When Hot Chip aren't busy making alternative electronica together, they keep things fresh with a profusion of outside collaborations - like a sort of mild-mannered clubland Wu-Tang Clan. Indeed, if you go to their website you'll find a section labeled 'extracurricular' that catalogues the various side-projects which have sprung up in their wake; a list that's grown in recent years to include 2 Bears, New Build and About Group - as well as solo LP's from both Joe Goddard and Alexis Taylor. But while Goddard's effort (2009's Harvest Festival) took an amiable if somewhat expected diversion toward electro, his co-frontman's output has been more erratic and unquantifiable.
Rubbed Out, from 2008, offered up a slice of giddy, largely unpolished songs that traded Hot Chip's refinement for a distanced and dreamy folk sheen. And a follow-up EP, Nayim From The Halfway Line, collected together avant-garde sketches but - much like the titular footballer - arrived late in the game and missed more than it hit. Both releases were so far removed from each another and gave away so little about the man who made them that six years on from his debut, we still don't have a particularly clear picture of Taylor as a solo artist.
As Await Barbarians opens to the off-kilter arrangement of 'Lazy Bones' - its woozy piano pitching and shifting in tone - there's a brief concern that this might be yet another exercise in obfuscation; Taylor's eccentricities getting the better of him once again. But as the track slowly levels out and gives way to the undulating raw soul of 'From The Halfway Line', what emerges is a more intimate portrait than we're use to; unguarded reflections on companionship, love and death peppering the album in the form of his spare compositions.
It's something best exemplified on the album's centrepiece 'Without A Crutch (2)', a minimalist country-indebted ballad that drifts along with the ease of a gently flowing stream; the twang of guitars washing softly over piano chords, the gentle wheeze of a harmonica mimicking its infectiously simple sing-a-long hook. It tells the story of a relationship which, while not quite collapsed is in need of some serious scaffolding; "It's not as though our hearts are tough/Why do we rub ourselves so rough?" sings Taylor in a startlingly personal moment. It's a poignancy which is only solidified when the track returns in a stripped back form towards the end of the album. Its reprise adding further layers of brittle clarity to Taylor's lyrics; his fragile falsetto straining to breaking point as it draws the album to a close.

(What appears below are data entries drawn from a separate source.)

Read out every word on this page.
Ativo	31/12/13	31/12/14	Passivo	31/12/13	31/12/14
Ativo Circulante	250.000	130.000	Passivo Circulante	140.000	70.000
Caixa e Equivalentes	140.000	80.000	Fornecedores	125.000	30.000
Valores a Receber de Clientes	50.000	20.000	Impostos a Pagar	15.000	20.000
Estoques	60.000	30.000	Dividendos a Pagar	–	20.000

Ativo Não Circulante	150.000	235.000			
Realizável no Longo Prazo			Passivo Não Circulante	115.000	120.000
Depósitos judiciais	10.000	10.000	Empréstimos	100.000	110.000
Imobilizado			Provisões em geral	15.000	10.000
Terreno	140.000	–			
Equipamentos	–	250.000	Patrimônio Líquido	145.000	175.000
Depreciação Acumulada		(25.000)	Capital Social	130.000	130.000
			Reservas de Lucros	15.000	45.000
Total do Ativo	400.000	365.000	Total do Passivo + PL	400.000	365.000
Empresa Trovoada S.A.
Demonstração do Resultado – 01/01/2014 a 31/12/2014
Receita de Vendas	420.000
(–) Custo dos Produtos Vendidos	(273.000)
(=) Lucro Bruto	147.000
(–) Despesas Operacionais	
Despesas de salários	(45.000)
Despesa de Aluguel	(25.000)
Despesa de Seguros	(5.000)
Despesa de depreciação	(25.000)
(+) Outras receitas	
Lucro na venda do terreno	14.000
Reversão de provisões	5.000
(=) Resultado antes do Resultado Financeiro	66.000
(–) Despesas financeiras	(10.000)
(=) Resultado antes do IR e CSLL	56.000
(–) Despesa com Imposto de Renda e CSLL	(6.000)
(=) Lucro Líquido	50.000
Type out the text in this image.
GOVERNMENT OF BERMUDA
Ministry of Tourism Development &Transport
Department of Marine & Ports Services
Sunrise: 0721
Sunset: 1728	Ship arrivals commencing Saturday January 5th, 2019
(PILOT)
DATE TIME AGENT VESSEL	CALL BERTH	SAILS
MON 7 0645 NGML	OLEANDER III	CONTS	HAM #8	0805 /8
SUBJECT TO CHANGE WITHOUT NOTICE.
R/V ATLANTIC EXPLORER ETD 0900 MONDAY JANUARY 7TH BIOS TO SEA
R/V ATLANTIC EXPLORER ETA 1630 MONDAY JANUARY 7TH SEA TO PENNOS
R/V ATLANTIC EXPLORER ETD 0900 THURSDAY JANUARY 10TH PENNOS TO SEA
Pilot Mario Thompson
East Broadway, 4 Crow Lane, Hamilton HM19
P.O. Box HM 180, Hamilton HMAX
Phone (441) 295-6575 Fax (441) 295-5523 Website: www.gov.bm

And it's this off-kilter introspection that fuels the bulk of the record, going from tracks like 'Closer To the Elderly', its arpeggiated synths - which skirt closest to the perimeter of Hot Chip's sound - quietly rippling and modulating as he sings "The older I get the younger I seem to be/The older I get the closer I feel to the elderly"; exploring the pains of ageing from a personal and idiosyncratic level. To 'Immune System' which forms a peculiar paean to vitamins and good schooling; "Immune system, don't let me down/And I will support you all year round" Taylor's warm vocal, laid over synth burbles and twinkling keys; middle-age concerns retold as a deadpan prayer to the vagaries of human health.

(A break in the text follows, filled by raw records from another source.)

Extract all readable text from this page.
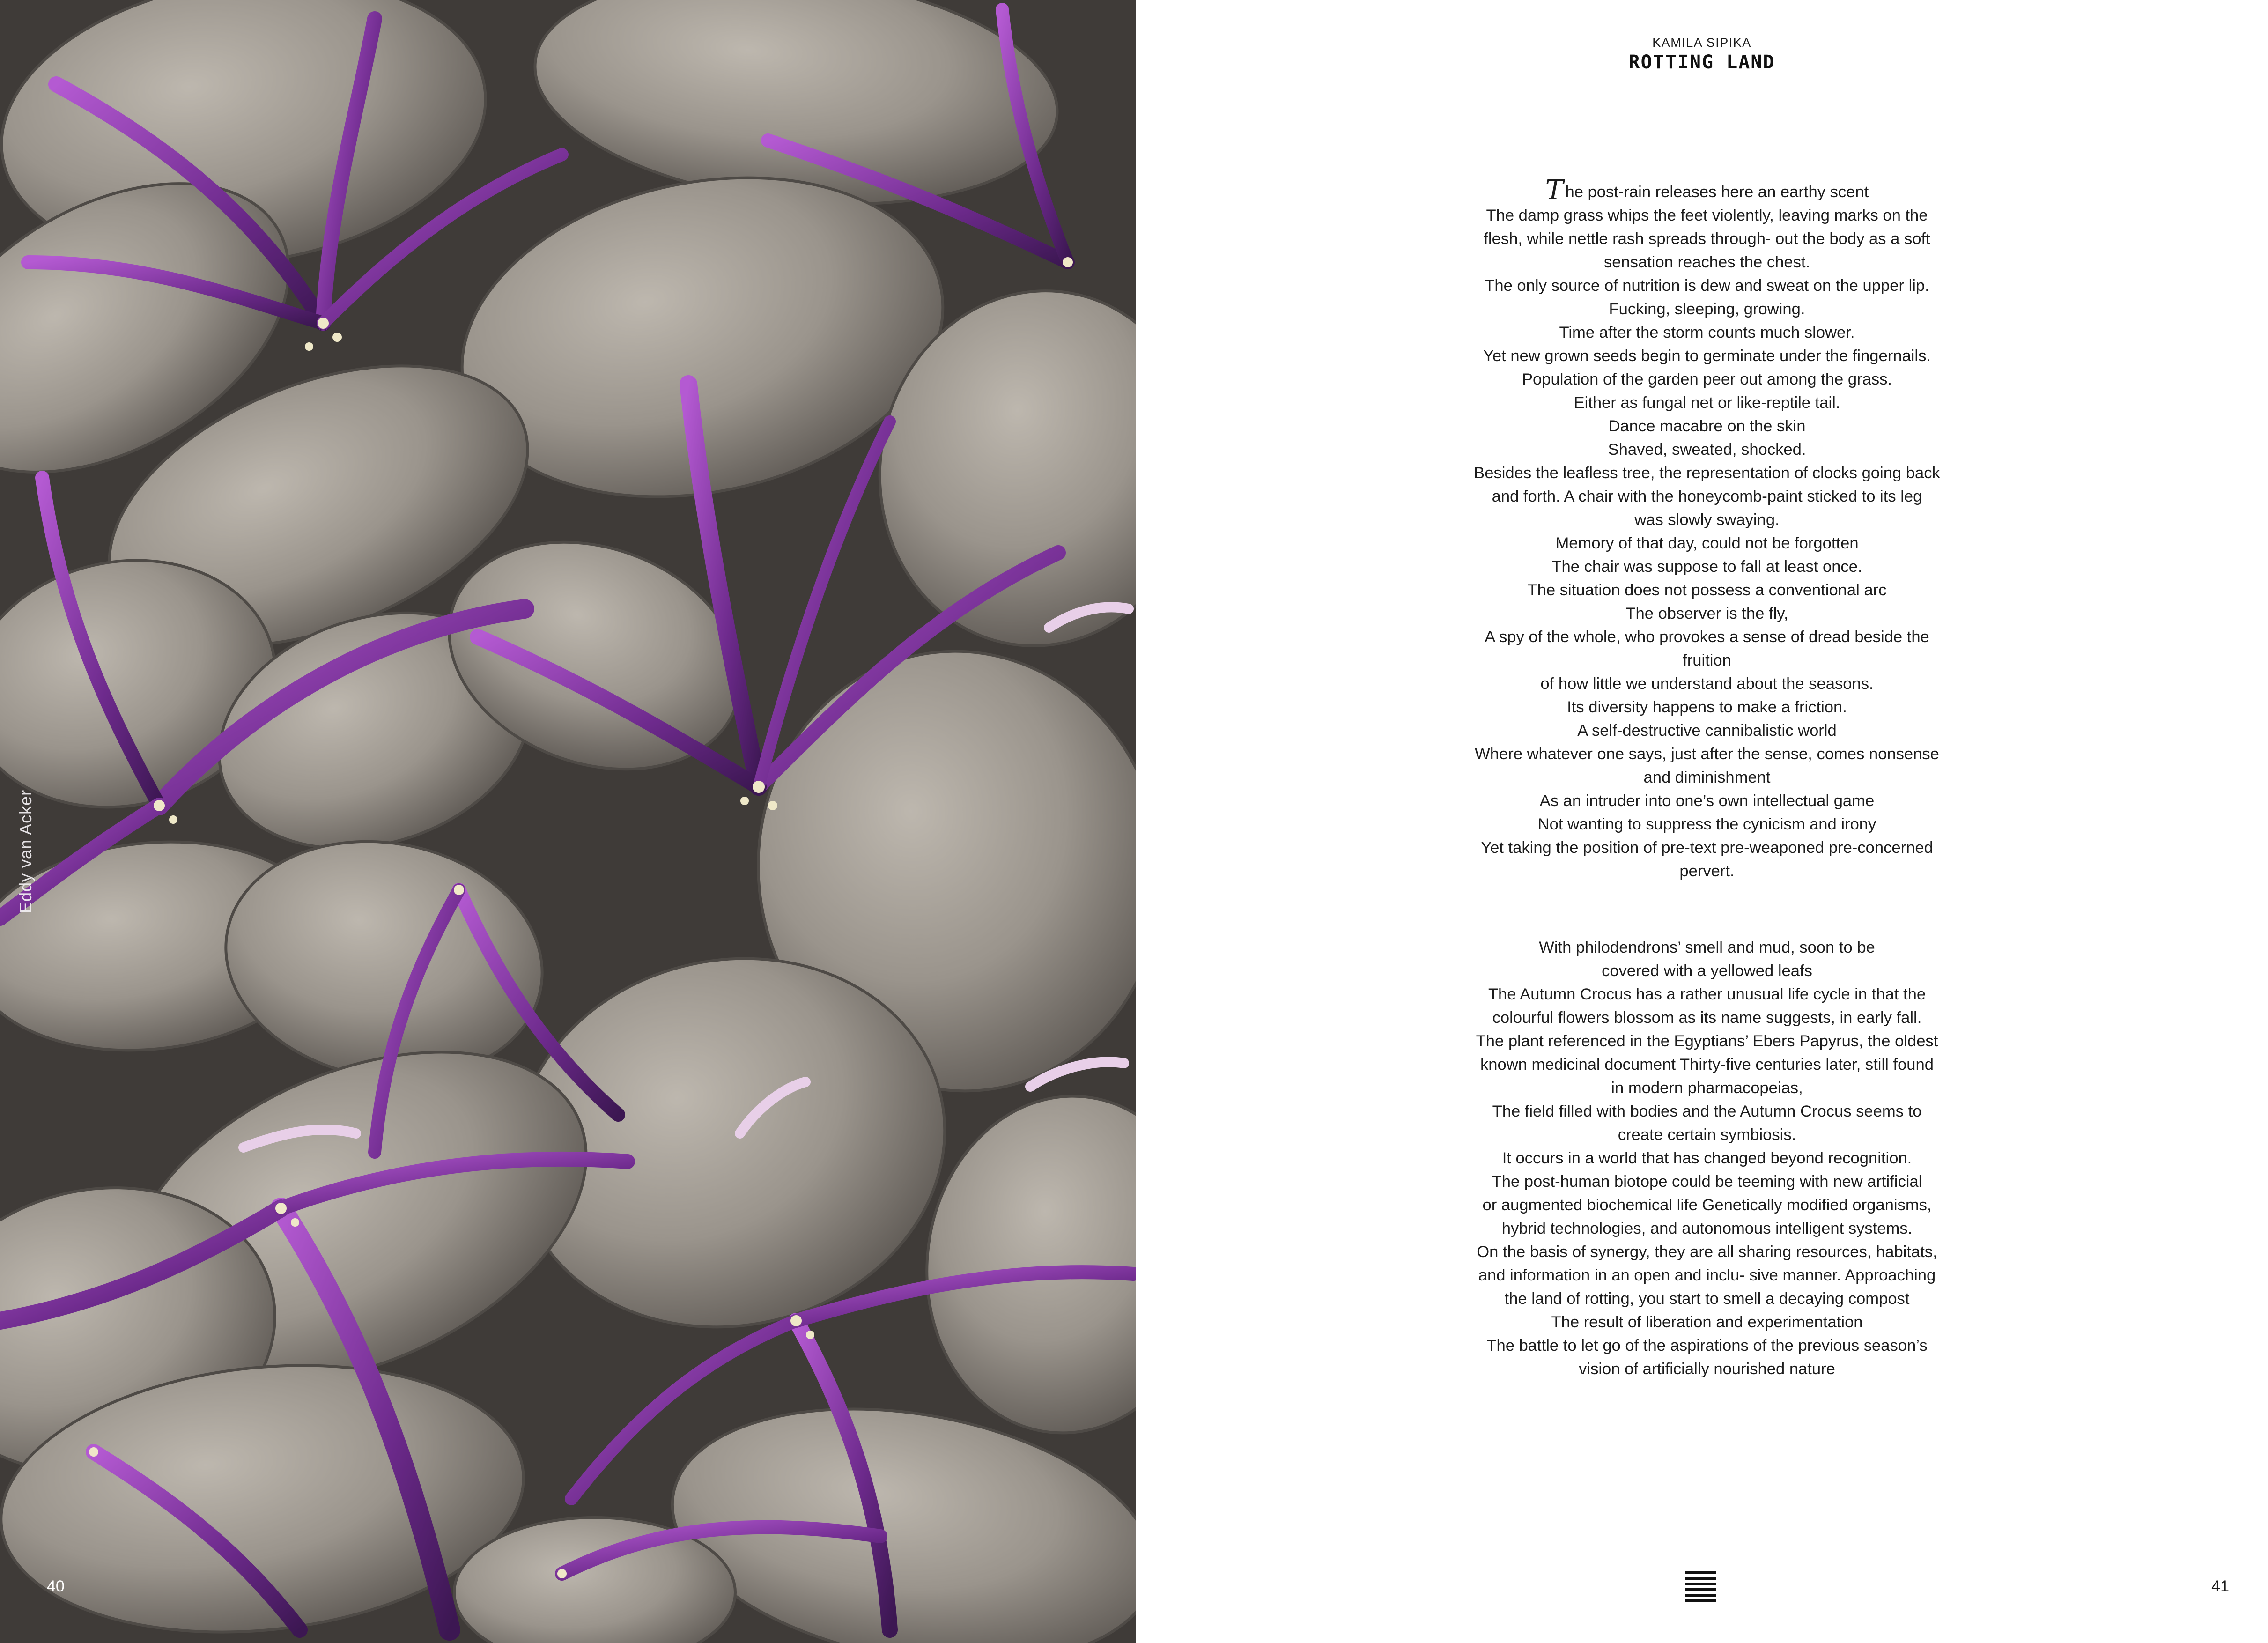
Eddy van Acker
40
KAMILA SIPIKA
ROTTING LAND
The post-rain releases here an earthy scent
The damp grass whips the feet violently, leaving marks on the
flesh, while nettle rash spreads through- out the body as a soft
sensation reaches the chest.
The only source of nutrition is dew and sweat on the upper lip.
Fucking, sleeping, growing.
Time after the storm counts much slower.
Yet new grown seeds begin to germinate under the fingernails.
Population of the garden peer out among the grass.
Either as fungal net or like-reptile tail.
Dance macabre on the skin
Shaved, sweated, shocked.
Besides the leafless tree, the representation of clocks going back
and forth. A chair with the honeycomb-paint sticked to its leg
was slowly swaying.
Memory of that day, could not be forgotten
The chair was suppose to fall at least once.
The situation does not possess a conventional arc
The observer is the fly,
A spy of the whole, who provokes a sense of dread beside the
fruition
of how little we understand about the seasons.
Its diversity happens to make a friction.
A self-destructive cannibalistic world
Where whatever one says, just after the sense, comes nonsense
and diminishment
As an intruder into one’s own intellectual game
Not wanting to suppress the cynicism and irony
Yet taking the position of pre-text pre-weaponed pre-concerned
pervert.
With philodendrons’ smell and mud, soon to be
covered with a yellowed leafs
The Autumn Crocus has a rather unusual life cycle in that the
colourful flowers blossom as its name suggests, in early fall.
The plant referenced in the Egyptians’ Ebers Papyrus, the oldest
known medicinal document Thirty-five centuries later, still found
in modern pharmacopeias,
The field filled with bodies and the Autumn Crocus seems to
create certain symbiosis.
It occurs in a world that has changed beyond recognition.
The post-human biotope could be teeming with new artificial
or augmented biochemical life Genetically modified organisms,
hybrid technologies, and autonomous intelligent systems.
On the basis of synergy, they are all sharing resources, habitats,
and information in an open and inclu- sive manner. Approaching
the land of rotting, you start to smell a decaying compost
The result of liberation and experimentation
The battle to let go of the aspirations of the previous season’s
vision of artificially nourished nature
41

Single 'Elvis Has Left the Building' is an emotional ode to the departed, viewed through the curious lens of pop cultural icons; name-checking Whitney Houston, Jesus, Prince and - obviously - Elvis. A juxtaposition that jars on first listen, but ultimately imbues the song with an odd resonance, part personal, part distant; death and celebrity intertwined in a strange maudlin hope. And penultimate track, 'Am I Not A Soldier?' addresses the notions of legacy; "Who will be there after we're gone/I know I'm here now but others have marched on". On its subtly impassioned chorus, Taylor sounds like a man trying to write the opening line to his own epitaph - or perhaps justify his existence; "My name means defender, but I am not a soldier" his soulful falsetto cushioned by muted percussion; gentle rhythms tapped out like a semaphore; a minimalist meditation on the mundane fragility of the universe.

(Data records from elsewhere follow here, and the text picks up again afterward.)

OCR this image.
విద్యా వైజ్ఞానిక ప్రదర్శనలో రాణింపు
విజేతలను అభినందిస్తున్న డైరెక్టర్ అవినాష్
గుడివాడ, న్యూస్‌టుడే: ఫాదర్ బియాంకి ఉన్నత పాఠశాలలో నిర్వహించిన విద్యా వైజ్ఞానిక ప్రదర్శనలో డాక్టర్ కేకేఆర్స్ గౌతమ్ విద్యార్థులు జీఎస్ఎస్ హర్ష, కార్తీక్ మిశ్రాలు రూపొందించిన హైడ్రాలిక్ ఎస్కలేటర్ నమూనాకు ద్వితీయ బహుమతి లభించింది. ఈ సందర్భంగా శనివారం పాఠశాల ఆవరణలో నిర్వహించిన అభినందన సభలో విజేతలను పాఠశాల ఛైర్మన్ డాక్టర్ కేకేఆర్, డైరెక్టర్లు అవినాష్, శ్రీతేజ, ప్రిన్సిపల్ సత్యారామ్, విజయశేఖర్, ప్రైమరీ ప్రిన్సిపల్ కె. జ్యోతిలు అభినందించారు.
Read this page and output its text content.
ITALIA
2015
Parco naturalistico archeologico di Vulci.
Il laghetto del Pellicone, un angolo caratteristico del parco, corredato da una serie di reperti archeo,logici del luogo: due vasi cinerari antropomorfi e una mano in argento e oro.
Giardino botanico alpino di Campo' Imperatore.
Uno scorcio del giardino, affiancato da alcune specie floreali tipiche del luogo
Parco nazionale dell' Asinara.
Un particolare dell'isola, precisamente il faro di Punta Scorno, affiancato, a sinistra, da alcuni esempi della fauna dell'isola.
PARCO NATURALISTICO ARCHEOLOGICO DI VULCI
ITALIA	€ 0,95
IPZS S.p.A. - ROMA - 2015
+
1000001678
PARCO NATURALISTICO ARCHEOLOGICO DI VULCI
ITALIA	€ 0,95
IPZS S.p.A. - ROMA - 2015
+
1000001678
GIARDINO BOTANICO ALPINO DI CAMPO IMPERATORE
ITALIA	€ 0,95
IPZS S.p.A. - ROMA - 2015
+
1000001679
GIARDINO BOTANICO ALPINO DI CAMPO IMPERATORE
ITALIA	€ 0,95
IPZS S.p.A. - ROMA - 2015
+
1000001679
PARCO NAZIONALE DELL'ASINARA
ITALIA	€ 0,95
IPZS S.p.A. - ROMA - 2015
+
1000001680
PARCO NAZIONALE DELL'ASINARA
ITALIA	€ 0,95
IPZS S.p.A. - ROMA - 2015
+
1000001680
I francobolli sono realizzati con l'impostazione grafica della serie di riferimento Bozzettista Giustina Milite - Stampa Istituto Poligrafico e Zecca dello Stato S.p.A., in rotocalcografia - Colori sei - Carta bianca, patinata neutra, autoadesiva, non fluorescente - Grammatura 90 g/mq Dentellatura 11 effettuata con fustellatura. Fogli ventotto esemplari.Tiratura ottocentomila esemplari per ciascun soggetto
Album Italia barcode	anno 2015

Await Barbarians won't be for everyone and if you're expecting anything approaching Hot Chip then keep on walking. But if you were intrigued by Taylor's early solo efforts and have been hankering for him to produce something more cohesive, then this is a beguiling and downbeat gem. The witty and intelligent intimacy of his lyrics and his finely restrained vocals growing richer with each repeated listen.